Struggling with intuition about this probability question. Symmetry argument of two balls drawn from an urn.

Question

So the question is as follows:

An urn contains m red balls and n blue balls. Two balls are drawn uniformly at random from the urn, without replacement.

(a) What is the probability that the first ball drawn is red?

(b) What is the probability that the second ball drawn is red?*

The answer to a) quite clearly works out to be $\frac{m}{(m+n)}$, but the answer to b turns out to be the same, and my tutor said this is intuitive by a symmetry argument.

i.e. that $P(A_1)$ = $P(A_2)$ where $A_i$ is the event that a red ball is drawn on the ith turn.
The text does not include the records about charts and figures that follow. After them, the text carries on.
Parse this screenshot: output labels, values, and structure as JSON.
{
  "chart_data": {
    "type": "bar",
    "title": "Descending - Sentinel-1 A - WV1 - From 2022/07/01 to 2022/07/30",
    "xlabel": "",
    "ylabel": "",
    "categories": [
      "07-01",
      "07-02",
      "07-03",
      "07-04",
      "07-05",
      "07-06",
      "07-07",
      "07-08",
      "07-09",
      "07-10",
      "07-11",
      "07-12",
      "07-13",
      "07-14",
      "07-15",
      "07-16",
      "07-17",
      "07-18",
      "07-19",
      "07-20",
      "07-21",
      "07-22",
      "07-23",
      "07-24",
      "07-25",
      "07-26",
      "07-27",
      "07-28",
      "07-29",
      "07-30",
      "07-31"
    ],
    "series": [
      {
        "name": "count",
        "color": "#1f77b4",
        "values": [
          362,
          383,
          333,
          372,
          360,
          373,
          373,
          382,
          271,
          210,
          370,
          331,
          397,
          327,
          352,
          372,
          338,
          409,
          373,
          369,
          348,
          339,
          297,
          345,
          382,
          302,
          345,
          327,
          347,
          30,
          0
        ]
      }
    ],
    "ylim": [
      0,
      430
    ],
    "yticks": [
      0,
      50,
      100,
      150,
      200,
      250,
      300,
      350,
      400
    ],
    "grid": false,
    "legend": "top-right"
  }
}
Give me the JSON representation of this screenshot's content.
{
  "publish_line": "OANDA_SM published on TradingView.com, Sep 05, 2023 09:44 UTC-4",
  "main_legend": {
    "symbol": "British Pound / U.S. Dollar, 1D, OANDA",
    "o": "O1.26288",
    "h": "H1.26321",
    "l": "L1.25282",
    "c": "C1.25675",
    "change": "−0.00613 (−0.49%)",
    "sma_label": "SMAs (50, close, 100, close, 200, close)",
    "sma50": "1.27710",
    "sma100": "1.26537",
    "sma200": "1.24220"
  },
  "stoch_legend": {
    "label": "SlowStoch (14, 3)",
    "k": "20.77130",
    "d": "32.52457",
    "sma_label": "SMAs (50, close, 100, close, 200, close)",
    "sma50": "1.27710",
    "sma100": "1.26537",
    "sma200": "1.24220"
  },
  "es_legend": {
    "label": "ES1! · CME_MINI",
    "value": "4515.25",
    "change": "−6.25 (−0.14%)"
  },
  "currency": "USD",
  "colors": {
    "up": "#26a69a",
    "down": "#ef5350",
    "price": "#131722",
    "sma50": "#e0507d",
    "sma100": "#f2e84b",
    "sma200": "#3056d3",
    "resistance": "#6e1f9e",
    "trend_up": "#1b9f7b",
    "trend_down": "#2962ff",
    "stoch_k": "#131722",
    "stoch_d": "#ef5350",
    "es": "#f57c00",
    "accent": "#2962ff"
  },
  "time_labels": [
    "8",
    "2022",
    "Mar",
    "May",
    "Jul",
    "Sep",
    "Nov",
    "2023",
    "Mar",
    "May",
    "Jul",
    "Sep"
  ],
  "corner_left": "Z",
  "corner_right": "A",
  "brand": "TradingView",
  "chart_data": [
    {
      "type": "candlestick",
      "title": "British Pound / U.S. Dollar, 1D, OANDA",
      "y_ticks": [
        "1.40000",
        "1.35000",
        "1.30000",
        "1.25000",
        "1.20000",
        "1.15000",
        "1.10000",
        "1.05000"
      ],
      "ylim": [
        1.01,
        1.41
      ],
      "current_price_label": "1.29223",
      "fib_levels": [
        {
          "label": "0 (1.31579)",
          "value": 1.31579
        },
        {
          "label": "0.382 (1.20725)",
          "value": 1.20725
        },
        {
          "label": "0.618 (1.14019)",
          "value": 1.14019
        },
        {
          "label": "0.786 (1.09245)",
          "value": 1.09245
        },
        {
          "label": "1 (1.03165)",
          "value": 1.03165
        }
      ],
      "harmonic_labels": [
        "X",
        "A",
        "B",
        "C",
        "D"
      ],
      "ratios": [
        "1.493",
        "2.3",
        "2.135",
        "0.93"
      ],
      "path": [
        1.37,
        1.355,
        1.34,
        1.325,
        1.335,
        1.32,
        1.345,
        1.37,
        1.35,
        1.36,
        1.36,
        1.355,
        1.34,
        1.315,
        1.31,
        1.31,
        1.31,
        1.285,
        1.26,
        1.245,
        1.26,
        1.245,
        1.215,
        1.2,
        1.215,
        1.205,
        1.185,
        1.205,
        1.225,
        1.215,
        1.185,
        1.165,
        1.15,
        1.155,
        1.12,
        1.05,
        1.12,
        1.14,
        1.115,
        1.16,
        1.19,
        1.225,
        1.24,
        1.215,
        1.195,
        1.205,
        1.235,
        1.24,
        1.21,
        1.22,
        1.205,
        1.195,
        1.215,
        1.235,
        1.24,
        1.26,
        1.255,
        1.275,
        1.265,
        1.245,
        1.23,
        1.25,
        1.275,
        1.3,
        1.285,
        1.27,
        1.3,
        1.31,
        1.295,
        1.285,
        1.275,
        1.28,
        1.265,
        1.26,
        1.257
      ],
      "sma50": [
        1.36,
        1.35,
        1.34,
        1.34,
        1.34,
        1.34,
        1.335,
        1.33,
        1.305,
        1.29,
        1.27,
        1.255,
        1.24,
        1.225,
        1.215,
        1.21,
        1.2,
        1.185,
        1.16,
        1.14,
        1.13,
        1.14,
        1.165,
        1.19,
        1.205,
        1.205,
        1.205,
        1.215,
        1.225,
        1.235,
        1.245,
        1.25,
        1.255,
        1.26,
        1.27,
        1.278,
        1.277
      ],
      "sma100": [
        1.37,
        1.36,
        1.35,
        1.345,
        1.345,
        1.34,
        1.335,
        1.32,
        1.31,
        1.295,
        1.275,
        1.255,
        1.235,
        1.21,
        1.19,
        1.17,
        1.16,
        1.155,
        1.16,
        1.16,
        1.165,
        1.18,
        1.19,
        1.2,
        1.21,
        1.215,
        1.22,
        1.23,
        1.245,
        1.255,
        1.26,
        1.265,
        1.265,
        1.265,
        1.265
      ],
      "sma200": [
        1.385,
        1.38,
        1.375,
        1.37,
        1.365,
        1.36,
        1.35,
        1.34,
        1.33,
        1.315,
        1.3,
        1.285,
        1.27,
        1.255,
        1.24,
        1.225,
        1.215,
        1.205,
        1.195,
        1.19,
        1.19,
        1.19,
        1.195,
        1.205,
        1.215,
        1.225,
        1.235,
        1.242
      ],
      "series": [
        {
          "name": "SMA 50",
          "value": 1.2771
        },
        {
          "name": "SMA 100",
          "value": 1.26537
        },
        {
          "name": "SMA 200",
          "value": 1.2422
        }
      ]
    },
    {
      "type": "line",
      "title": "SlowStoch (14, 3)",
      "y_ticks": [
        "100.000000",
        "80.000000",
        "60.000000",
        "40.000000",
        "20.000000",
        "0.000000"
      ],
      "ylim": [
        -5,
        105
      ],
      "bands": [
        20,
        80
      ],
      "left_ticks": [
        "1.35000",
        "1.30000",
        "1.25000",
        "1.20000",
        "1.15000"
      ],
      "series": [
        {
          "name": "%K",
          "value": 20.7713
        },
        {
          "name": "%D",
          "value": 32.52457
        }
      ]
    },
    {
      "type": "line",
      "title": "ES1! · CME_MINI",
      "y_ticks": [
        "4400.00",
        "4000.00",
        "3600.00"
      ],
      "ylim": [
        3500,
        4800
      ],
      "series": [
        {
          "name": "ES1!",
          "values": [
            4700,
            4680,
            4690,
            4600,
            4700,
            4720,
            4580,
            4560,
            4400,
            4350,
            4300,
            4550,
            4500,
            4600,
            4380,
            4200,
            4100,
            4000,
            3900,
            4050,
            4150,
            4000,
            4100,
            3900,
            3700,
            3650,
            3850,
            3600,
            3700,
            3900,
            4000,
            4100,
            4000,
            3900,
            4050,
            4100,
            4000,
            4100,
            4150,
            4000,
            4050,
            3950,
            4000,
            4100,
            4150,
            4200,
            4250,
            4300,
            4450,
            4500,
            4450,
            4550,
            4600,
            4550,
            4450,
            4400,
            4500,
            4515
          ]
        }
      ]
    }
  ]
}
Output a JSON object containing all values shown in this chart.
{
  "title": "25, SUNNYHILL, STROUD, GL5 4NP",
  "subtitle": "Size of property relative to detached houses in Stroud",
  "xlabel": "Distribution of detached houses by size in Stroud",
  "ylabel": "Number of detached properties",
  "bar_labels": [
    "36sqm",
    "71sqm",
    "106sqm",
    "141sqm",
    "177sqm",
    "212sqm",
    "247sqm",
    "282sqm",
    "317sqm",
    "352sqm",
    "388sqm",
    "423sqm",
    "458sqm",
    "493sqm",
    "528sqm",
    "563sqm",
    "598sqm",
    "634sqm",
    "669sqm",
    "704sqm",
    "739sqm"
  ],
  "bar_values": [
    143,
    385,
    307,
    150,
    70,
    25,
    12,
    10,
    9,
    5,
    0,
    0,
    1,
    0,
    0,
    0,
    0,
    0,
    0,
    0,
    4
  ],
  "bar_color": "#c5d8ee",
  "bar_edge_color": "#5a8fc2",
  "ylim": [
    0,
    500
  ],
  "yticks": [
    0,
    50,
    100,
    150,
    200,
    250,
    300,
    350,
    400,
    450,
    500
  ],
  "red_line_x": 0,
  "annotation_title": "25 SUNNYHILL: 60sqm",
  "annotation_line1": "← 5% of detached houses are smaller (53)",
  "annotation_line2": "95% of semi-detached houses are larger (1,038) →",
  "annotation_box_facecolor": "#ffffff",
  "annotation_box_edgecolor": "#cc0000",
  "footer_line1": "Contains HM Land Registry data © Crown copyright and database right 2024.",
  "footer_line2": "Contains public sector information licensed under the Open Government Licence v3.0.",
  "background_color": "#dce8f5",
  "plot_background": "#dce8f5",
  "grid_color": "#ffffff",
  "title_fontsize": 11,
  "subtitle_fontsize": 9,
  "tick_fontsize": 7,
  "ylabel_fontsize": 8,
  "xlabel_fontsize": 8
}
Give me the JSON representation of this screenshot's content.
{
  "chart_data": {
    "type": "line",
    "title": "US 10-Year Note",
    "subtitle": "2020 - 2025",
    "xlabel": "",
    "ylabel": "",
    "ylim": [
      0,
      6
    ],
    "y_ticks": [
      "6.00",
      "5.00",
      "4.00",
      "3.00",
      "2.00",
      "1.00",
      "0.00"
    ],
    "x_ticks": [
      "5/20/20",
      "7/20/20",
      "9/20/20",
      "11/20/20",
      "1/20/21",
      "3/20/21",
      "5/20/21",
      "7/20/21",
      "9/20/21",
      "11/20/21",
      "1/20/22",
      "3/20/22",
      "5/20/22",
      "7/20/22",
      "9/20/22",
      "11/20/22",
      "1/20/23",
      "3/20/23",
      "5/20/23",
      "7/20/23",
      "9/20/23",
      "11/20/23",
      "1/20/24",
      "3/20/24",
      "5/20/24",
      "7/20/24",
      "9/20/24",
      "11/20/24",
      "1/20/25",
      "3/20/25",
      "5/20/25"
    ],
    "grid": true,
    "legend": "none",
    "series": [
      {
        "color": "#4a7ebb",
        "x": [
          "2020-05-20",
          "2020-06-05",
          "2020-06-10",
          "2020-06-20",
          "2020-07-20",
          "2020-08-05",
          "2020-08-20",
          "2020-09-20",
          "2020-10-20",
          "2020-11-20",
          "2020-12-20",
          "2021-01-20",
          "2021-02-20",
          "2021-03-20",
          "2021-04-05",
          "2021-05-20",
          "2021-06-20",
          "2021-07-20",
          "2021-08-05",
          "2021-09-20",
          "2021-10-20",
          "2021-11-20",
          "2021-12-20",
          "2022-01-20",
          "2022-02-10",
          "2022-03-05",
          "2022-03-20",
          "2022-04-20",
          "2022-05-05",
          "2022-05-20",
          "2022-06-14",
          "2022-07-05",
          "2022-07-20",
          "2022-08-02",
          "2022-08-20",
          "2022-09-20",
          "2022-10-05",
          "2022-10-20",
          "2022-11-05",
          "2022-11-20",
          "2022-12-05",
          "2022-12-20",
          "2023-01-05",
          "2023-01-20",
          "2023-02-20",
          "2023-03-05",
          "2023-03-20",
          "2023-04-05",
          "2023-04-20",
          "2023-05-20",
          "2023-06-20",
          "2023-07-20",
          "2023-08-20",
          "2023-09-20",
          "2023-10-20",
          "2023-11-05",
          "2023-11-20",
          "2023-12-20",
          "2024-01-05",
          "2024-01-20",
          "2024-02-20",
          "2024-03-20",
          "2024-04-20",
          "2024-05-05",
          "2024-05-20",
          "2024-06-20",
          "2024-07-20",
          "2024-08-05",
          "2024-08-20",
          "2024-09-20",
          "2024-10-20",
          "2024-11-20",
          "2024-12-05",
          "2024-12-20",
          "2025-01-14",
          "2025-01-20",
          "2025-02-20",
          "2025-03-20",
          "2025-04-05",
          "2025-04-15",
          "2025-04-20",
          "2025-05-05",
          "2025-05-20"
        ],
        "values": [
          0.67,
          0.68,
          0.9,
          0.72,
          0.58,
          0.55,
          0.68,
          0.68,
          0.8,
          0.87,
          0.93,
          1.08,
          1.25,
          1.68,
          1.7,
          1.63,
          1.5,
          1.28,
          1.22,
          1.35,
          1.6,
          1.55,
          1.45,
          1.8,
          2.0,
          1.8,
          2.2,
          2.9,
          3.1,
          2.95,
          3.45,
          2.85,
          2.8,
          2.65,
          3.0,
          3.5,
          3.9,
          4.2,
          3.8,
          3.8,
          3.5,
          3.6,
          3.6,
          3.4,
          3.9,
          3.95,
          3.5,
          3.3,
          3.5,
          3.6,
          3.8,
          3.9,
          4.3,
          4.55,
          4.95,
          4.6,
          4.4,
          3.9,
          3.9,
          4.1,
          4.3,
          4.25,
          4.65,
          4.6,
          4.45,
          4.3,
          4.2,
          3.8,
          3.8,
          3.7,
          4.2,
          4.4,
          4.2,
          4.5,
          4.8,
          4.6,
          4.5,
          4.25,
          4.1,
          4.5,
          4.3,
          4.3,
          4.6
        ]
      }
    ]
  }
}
However I am struggling to see how this is evident, can anyone explain this?

Answer 1

Part (b) doesn't give any information about the first ball, it is just asking for the probability that the second ball in the line is red.

Now red balls (or those of any other color!) don't have any preference for positions in the line, hence if you randomly pick up any ball from the line, its probability of being red will be the same.

Answer 2

The second probability is

$$\frac{m-1}{m+n-1},$$

which is not the same as the first, so there's nothing to be worried about.

Answer 3

The secon ball probability is$\frac{m}{m+n}\frac{m-1}{m+n-1}+\frac{n}{n+m}\frac{m}{m+n-1}=\frac{m}{n+m}$ This is the same as the first, which, by symmetry, is what it should be.